The Canadian Psychological Association developed a code of ethics which contains within it a process that our legislators and us as citizens can use to move to a place where healthy debate and positive change can take place (CPA, 2017). This process contains a 10 step process to help solve ethical dilemmas.
- Identification of the individuals and groups potentially affected by the decision.
- Identification of ethically relevant issues and practices, including the moral rights, values, well- being, best interests, and any other relevant characteristics of the individuals and groups involved, as well as the cultural, social, historical, economic, institutional, legal or political context or other circumstances in which the ethical problem arose.
- Consideration of how one’s own biases, external pressures, personal needs, self-interest, or cultural, social, historical, economic, institutional, legal, or political context and background, might influence the development of or choice between courses of action.
- Development of alternative courses of action.
- Analysis of likely short-term, ongoing, and long-term risks and benefits of each course of action on the individuals and groups involved or likely to be affected, taking into account relevant individual and cultural, social, historical, economic, institutional, legal, and political contextual factors.
- Choice of course of action after conscientious application of existing principles, values, and standards (which includes but would not be limited to relevant laws and regulations).
- Action, with a commitment to assume responsibility for the consequences of the action.
- Evaluation of the results of the course of action.
- Assumption of responsibility for consequences of action, including correction of negative consequences, if any, or re-engaging in the decision-making process if the ethical issue is not resolved.
- Appropriate action, as warranted and feasible, to prevent future occurrences of the dilemma (e.g., communication and problem solving with colleagues and team members or other collaborators; changes in procedures and practices). (CPA, 2017)
On the school shooting issue, inability of positive action has been the status quo among our leadership for quite some time.

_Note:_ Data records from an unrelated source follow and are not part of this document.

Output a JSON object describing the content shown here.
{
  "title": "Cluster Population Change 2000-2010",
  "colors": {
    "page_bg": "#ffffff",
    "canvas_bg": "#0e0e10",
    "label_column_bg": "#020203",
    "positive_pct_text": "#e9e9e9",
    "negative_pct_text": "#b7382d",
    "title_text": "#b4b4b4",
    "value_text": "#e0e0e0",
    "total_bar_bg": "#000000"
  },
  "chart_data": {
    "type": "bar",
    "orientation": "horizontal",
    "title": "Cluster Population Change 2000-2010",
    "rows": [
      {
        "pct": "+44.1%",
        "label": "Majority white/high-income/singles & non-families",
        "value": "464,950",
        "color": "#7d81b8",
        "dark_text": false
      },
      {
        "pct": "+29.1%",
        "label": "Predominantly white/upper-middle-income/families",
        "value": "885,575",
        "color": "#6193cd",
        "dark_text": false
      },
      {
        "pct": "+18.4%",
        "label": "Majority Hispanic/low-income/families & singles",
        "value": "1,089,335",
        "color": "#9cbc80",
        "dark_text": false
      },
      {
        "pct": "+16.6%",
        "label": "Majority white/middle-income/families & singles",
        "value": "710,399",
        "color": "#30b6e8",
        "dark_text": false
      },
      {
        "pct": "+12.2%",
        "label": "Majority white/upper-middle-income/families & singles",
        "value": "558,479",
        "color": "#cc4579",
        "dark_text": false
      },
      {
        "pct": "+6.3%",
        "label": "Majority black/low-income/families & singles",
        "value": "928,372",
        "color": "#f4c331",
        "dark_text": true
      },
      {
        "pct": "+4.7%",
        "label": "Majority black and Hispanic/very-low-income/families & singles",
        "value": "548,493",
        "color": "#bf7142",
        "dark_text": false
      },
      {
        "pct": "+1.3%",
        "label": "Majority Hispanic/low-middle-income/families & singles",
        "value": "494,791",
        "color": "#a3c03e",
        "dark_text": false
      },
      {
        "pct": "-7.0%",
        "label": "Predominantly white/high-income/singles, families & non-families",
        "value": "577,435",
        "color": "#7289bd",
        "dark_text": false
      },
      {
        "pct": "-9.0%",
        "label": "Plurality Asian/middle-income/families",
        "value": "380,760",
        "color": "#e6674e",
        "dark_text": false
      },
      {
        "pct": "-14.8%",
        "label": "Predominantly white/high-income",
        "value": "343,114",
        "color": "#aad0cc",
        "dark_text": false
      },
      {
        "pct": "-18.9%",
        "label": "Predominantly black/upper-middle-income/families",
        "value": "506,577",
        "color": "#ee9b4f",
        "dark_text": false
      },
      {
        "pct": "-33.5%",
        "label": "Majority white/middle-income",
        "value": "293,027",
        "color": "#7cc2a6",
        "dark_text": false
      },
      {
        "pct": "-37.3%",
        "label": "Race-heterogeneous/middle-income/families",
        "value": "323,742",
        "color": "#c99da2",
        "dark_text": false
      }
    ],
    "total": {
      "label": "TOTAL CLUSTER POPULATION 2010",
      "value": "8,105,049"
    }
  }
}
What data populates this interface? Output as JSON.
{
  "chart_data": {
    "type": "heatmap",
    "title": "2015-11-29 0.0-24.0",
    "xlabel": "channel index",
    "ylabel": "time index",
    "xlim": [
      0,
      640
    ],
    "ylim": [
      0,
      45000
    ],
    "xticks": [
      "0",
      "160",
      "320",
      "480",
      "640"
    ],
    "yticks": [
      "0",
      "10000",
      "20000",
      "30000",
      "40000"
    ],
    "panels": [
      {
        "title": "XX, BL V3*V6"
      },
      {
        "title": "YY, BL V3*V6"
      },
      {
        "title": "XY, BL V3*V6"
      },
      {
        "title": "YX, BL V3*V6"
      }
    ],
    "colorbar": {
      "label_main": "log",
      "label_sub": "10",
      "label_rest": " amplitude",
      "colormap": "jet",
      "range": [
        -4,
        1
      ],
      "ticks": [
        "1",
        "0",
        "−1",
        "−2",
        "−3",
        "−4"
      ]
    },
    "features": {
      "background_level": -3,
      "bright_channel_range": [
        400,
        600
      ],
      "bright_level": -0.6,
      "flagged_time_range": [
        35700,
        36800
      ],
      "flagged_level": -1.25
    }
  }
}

Using this process from the CPA code will enable leaders to discuss the issues in a more healthy way. Using this process, leaders are encouraged to talk with all parties who may be affected by a change of policy (CPA, 2017). It would be important that leaders seek to understand where all parties are coming from and also understand where they themselves are coming from, not forgetting about implicit attitudes and biases that they may have.
Many different approaches would be considered and nothing during the beginning of this process should be off the table. Many times, leaders dismiss approaches because they are unconventional, but often an unconventional problem needs an unconventional solution. What this also does, is help all parties feel like they have a voice and have been heard even if their idea in full or in part is not used in the ultimate solution.
It would be foolish to think that whatever solution that is implemented has a 100% chance of working. This is why we need to evaluate the solution. During evaluation, leaders can see what is working and what is not working. This can lead to modifications or using a different course of action all together. Having a certain level of maturity to take ownership for mistakes and correct those mistakes will be important during this time.
Even if one does not agree this process will work, let’s talk about another process that may work better to facilitate positive results. First debating the process, many will be less apt to have a visceral response to a differing opinion. Once, an agreeable process is decided on to frame the debate, we will be quickly moving toward a solution that everyone can agree to. These 10 steps can provide the framework that is missing or at least a guide to a framework in which this nation can create positive solutions which will better protect our most precious commodity, our children.